BiTS: We’re here really to talk
about your new record, but
before we do, let’s talk about the
old one. The album that you did
called “Little Red Wagon” was
very popular, was it not, a
couple of years ago in 2018
when it came out?
EW: That’s right. It did very
well in the folk realm because it
had some singer-songwriter
stuff and some blues. It was
kind of a mixed bag, but it didn’t
get really noticed on the blues
scene because it had so many
different sorts of things on it.
Whereas this album, this new
one is directly pretty much both
feet in the blues world.
BiTS: The new one is called
“The Blues Never End”. Did you
make it all in one go? Have you
got your own studio, or did you go to a studio? How did it get made?

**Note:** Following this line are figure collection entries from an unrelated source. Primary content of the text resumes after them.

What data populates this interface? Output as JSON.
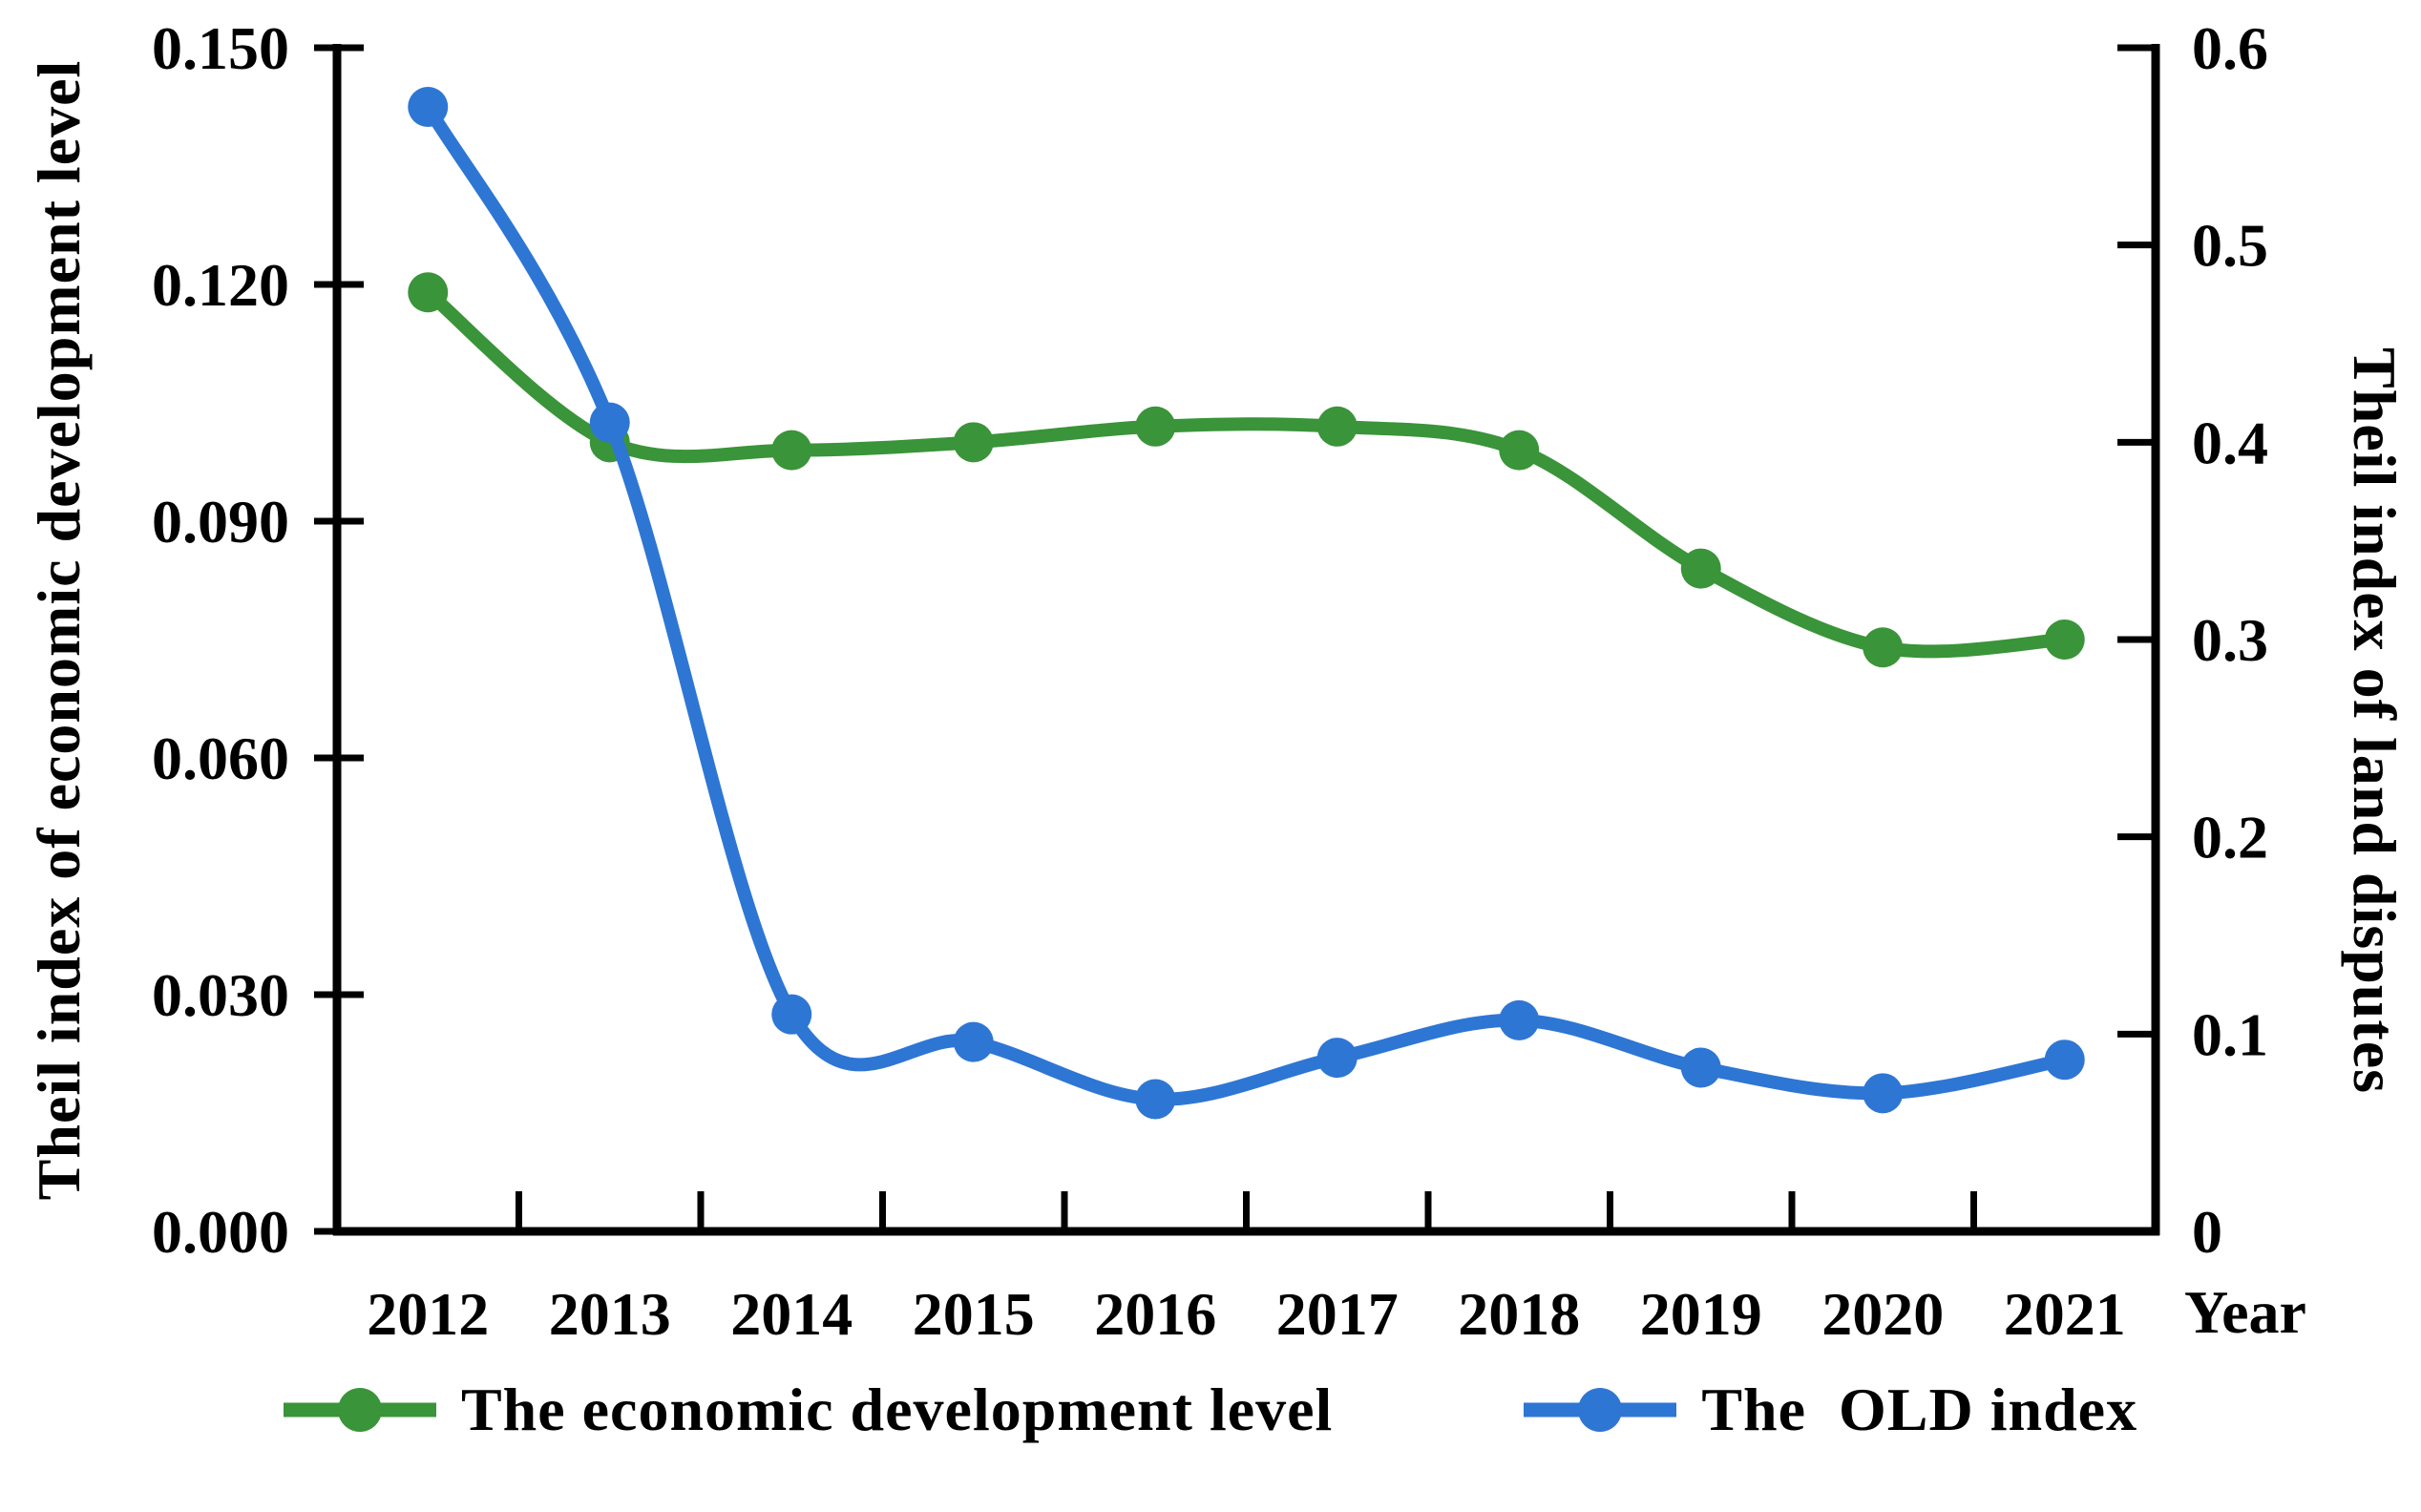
{
  "figure": {
    "background": "#ffffff",
    "axis_color": "#000000",
    "text_color": "#000000"
  },
  "chart_data": {
    "type": "line",
    "smooth_lines": true,
    "grid": false,
    "legend_position": "bottom",
    "categories": [
      "2012",
      "2013",
      "2014",
      "2015",
      "2016",
      "2017",
      "2018",
      "2019",
      "2020",
      "2021"
    ],
    "x_axis_label": "Year",
    "left_axis": {
      "title": "Theil index of economic development level",
      "min": 0,
      "max": 0.15,
      "tick_step": 0.03,
      "tick_labels": [
        "0.000",
        "0.030",
        "0.060",
        "0.090",
        "0.120",
        "0.150"
      ]
    },
    "right_axis": {
      "title": "Theil index of land disputes",
      "min": 0,
      "max": 0.6,
      "tick_step": 0.1,
      "tick_labels": [
        "0",
        "0.1",
        "0.2",
        "0.3",
        "0.4",
        "0.5",
        "0.6"
      ]
    },
    "series": [
      {
        "name": "The economic development level",
        "axis": "left",
        "color": "#3a9439",
        "values": [
          0.119,
          0.1,
          0.099,
          0.1,
          0.102,
          0.102,
          0.099,
          0.084,
          0.074,
          0.075
        ]
      },
      {
        "name": "The  OLD index",
        "axis": "right",
        "color": "#2e76d4",
        "values": [
          0.57,
          0.41,
          0.11,
          0.096,
          0.067,
          0.088,
          0.107,
          0.083,
          0.07,
          0.087
        ]
      }
    ]
  }
}
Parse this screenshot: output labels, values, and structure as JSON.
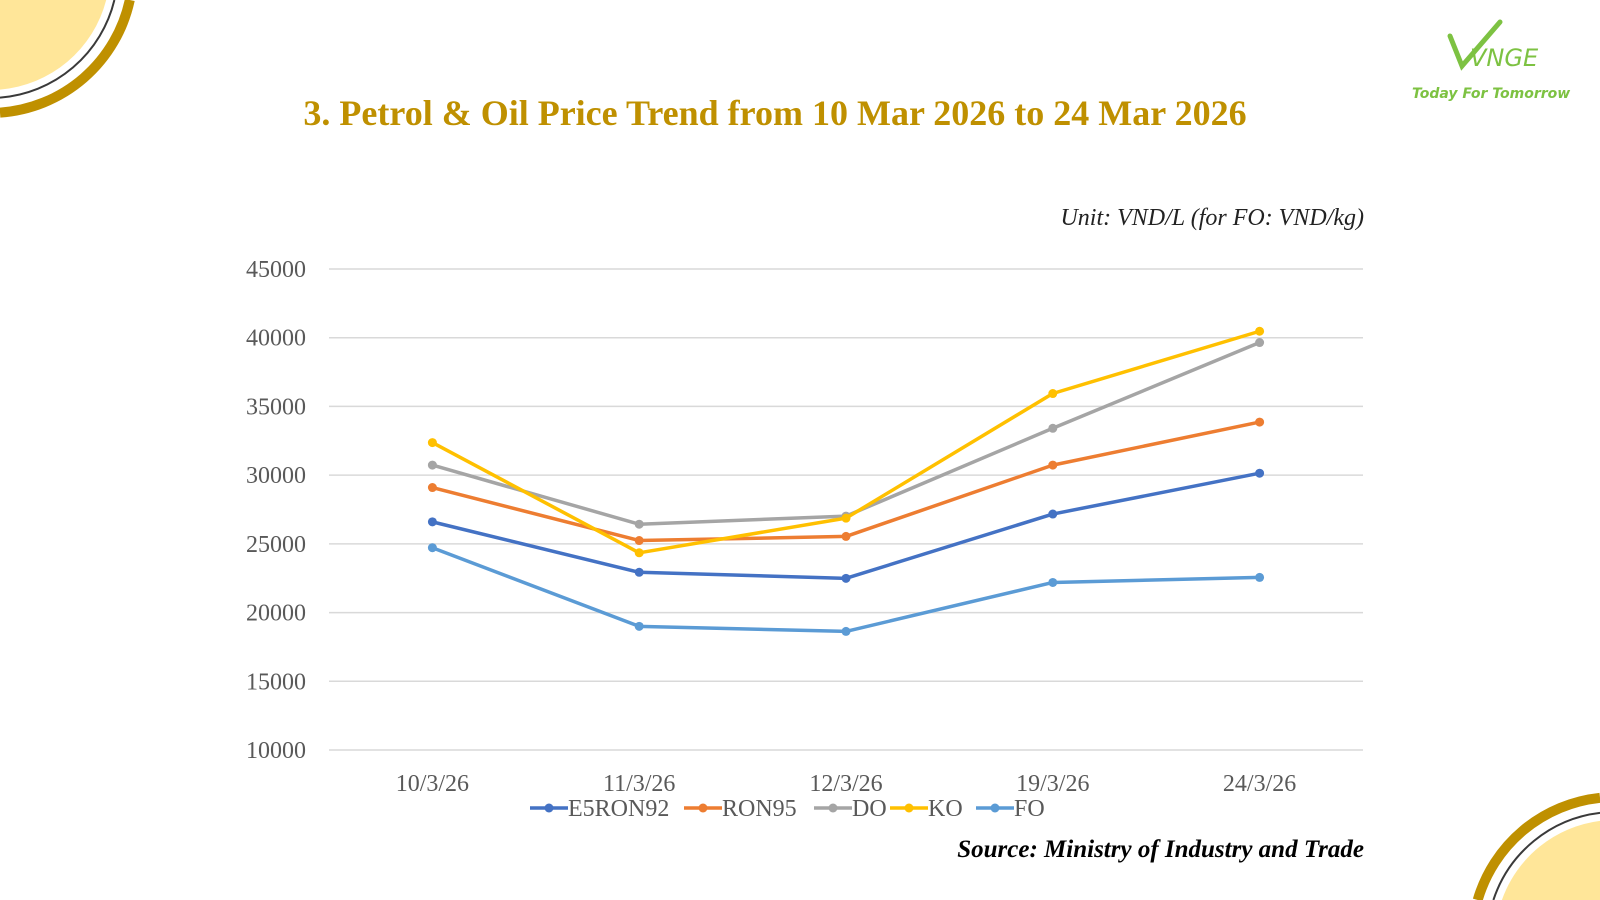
{
  "title": "3. Petrol & Oil Price Trend from 10 Mar 2026 to 24 Mar 2026",
  "unit_note": "Unit: VND/L (for FO: VND/kg)",
  "source": "Source: Ministry of Industry and Trade",
  "logo": {
    "brand": "VNGE",
    "tagline": "Today For Tomorrow",
    "color": "#7DC242"
  },
  "colors": {
    "accent": "#BF9000",
    "deco_fill": "#FFE699"
  },
  "chart_data": {
    "type": "line",
    "title": "3. Petrol & Oil Price Trend from 10 Mar 2026 to 24 Mar 2026",
    "xlabel": "",
    "ylabel": "Unit: VND/L (for FO: VND/kg)",
    "categories": [
      "10/3/26",
      "11/3/26",
      "12/3/26",
      "19/3/26",
      "24/3/26"
    ],
    "ylim": [
      10000,
      45000
    ],
    "yticks": [
      10000,
      15000,
      20000,
      25000,
      30000,
      35000,
      40000,
      45000
    ],
    "grid": true,
    "legend": "bottom",
    "series": [
      {
        "name": "E5RON92",
        "color": "#4472C4",
        "values": [
          26600,
          22930,
          22490,
          27170,
          30140
        ]
      },
      {
        "name": "RON95",
        "color": "#ED7D31",
        "values": [
          29100,
          25240,
          25540,
          30730,
          33860
        ]
      },
      {
        "name": "DO",
        "color": "#A5A5A5",
        "values": [
          30730,
          26430,
          27020,
          33410,
          39650
        ]
      },
      {
        "name": "KO",
        "color": "#FFC000",
        "values": [
          32370,
          24350,
          26870,
          35940,
          40470
        ]
      },
      {
        "name": "FO",
        "color": "#5B9BD5",
        "values": [
          24720,
          19000,
          18630,
          22190,
          22560
        ]
      }
    ]
  }
}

EW: Well, it got made very slowly thanks to the pandemic. I had to do things one track at a time,
and I couldn’t have a band in the studio, so we had to get one musician at a time in there to be safe
and so it took a couple of years to put this album together. It was frustrating at the time, but
looking back, it allowed me to really, really work on each track separately and think about did that
work? What do I need here? So it got made rather slowly.
BiTS: Like yourself, I moved from playing a washtub bass to playing the guitar. Listening to the
album as I have, it sounds to me as though maybe your guitar is tuned down a couple of tones.
EW: Well, on most tracks, it’s standard tuning. However, on one track, I’m playing a baritone
guitar.
BiTS: Ah, that’s what I thought it was.
EW: ‘Black Snake Moan’ is a baritone guitar and ‘Special Rider Blues’ is an open tuning, so that
sounds lower, but all the rest are pretty much standard tuning, standard pitch. The slide stuff
sounds a little lower, too, because it’s an open tuning.
BiTS: It was ‘Black Snake Moan’ that I was listening to and I thought that’s tuned down a bit.